Além disso, medicamentos biológicos emergentes, incluindo anticorpos monoclonais antivirais reaproveitados e novos atualmente em ensaios clínicos de COVID-19, estão sob proteção de patente em muitos países em desenvolvimento, como Brasil, África do Sul, Índia, Indonésia, China e Malásia. Isso significa que, se essas terapêuticas mostrarem uma eficácia clara, a produção e o fornecimento por vários fabricantes em diferentes países seriam bloqueados, a menos que os governos tomem medidas precoces para remover essas barreiras.
Além disso, tem havido um número surpreendente de patentes registradas para vacinas contra COVID-19 em desenvolvimento, incluindo mais de cem para a tecnologia de plataforma de mRNA que está sendo usada pela Moderna para desenvolver uma vacina.

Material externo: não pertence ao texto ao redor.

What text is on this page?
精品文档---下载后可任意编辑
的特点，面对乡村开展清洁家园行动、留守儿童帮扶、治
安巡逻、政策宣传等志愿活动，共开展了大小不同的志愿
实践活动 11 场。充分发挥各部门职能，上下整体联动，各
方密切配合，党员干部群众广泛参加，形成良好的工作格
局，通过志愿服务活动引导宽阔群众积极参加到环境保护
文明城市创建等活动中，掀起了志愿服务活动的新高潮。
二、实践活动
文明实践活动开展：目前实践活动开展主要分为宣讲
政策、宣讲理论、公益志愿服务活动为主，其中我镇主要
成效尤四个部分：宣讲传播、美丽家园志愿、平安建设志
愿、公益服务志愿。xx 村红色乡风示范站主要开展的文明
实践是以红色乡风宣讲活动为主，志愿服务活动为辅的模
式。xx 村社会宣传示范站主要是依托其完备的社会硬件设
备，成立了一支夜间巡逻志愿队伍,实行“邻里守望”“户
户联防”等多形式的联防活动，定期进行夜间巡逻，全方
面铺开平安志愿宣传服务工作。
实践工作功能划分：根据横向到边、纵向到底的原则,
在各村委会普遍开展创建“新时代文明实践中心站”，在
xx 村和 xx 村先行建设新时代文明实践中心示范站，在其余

Ao contrário da desinformação comum de que as patentes são menos problemáticas para o acesso à vacina - propagadas por grupos de lobby farmacêuticos - MSF documentou o efeito inibidor das patentes em impedir a introdução de vacinas acessíveis em países em desenvolvimento, considerando as vacinas contra pneumonia e papilomavírus humano como exemplos.

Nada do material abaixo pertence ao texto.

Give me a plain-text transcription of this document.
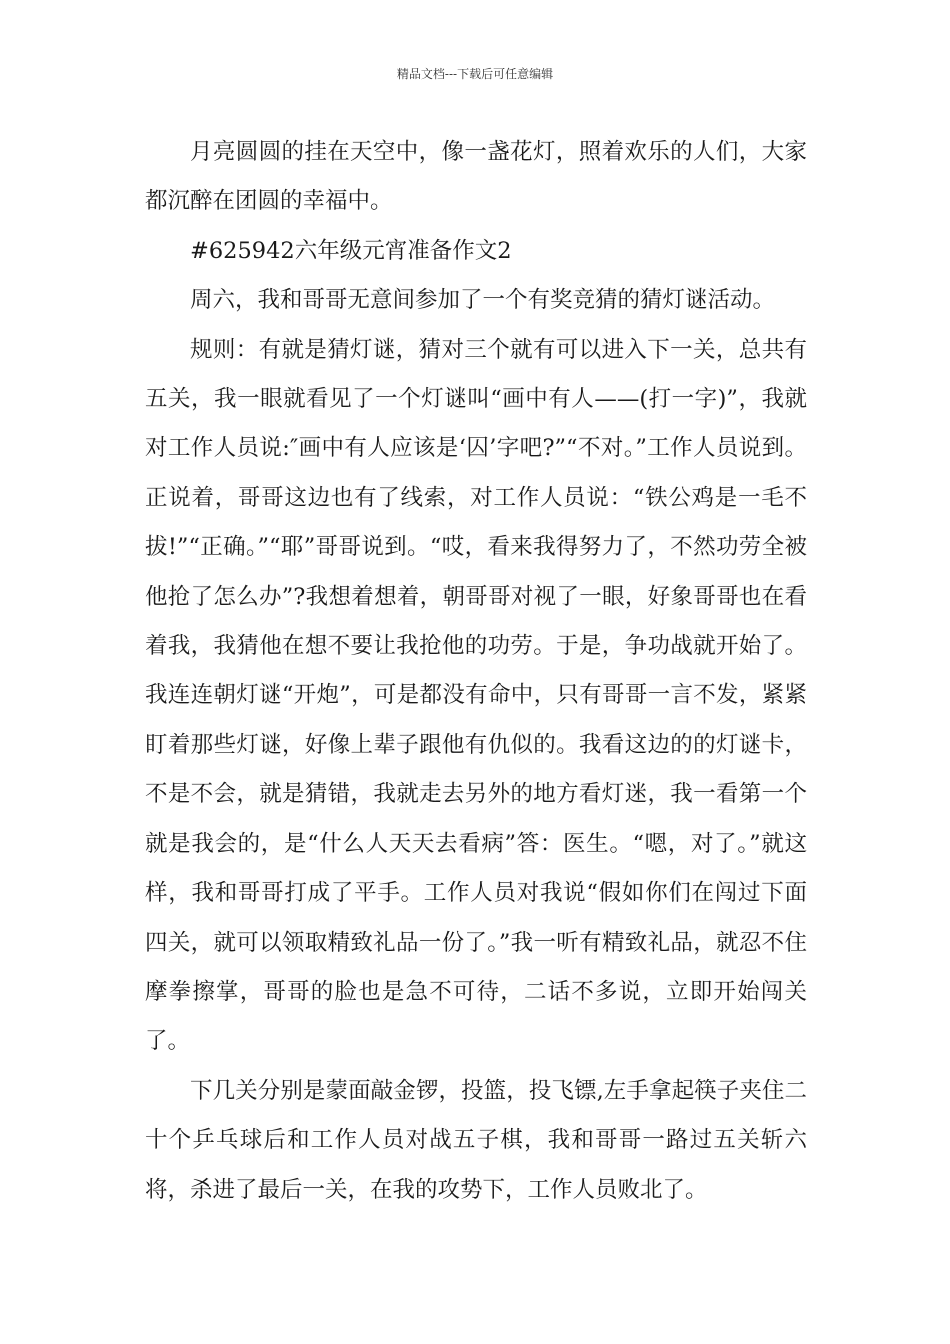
精品文档---下载后可任意编辑

月亮圆圆的挂在天空中，像一盏花灯，照着欢乐的人们，大家都沉醉在团圆的幸福中。

#625942六年级元宵准备作文2

周六，我和哥哥无意间参加了一个有奖竞猜的猜灯谜活动。

规则：有就是猜灯谜，猜对三个就有可以进入下一关，总共有五关，我一眼就看见了一个灯谜叫“画中有人——(打一字)”，我就对工作人员说:″画中有人应该是‘囚’字吧?”“不对。”工作人员说到。正说着，哥哥这边也有了线索，对工作人员说：“铁公鸡是一毛不拔!”“正确。”“耶”哥哥说到。“哎，看来我得努力了，不然功劳全被他抢了怎么办”?我想着想着，朝哥哥对视了一眼，好象哥哥也在看着我，我猜他在想不要让我抢他的功劳。于是，争功战就开始了。我连连朝灯谜“开炮”，可是都没有命中，只有哥哥一言不发，紧紧盯着那些灯谜，好像上辈子跟他有仇似的。我看这边的的灯谜卡，不是不会，就是猜错，我就走去另外的地方看灯迷，我一看第一个就是我会的，是“什么人天天去看病”答：医生。“嗯，对了。”就这样，我和哥哥打成了平手。工作人员对我说“假如你们在闯过下面四关，就可以领取精致礼品一份了。”我一听有精致礼品，就忍不住摩拳擦掌，哥哥的脸也是急不可待，二话不多说，立即开始闯关了。

下几关分别是蒙面敲金锣，投篮，投飞镖,左手拿起筷子夹住二十个乒乓球后和工作人员对战五子棋，我和哥哥一路过五关斩六将，杀进了最后一关，在我的攻势下，工作人员败北了。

“Pedimos a todos os governos que apoiem esse movimento para garantir que vidas humanas sejam priorizadas e os países possam enfrentar a pandemia ampliando cada ferramenta médica para COVID-19 que exista”, disse Candice Sehoma, responsável pela Campanha de Acesso e Advocacy de MSF na África do Sul. “Ninguém pode se dar ao luxo de permitir que corporações que foram apoiadas por bilhões em dinheiro de pesquisa com financiamento público simplesmente busquem seus interesses financeiros sem levar em conta as necessidades globais para a COVID-19. A pandemia não vai acabar até que acabe para todos”.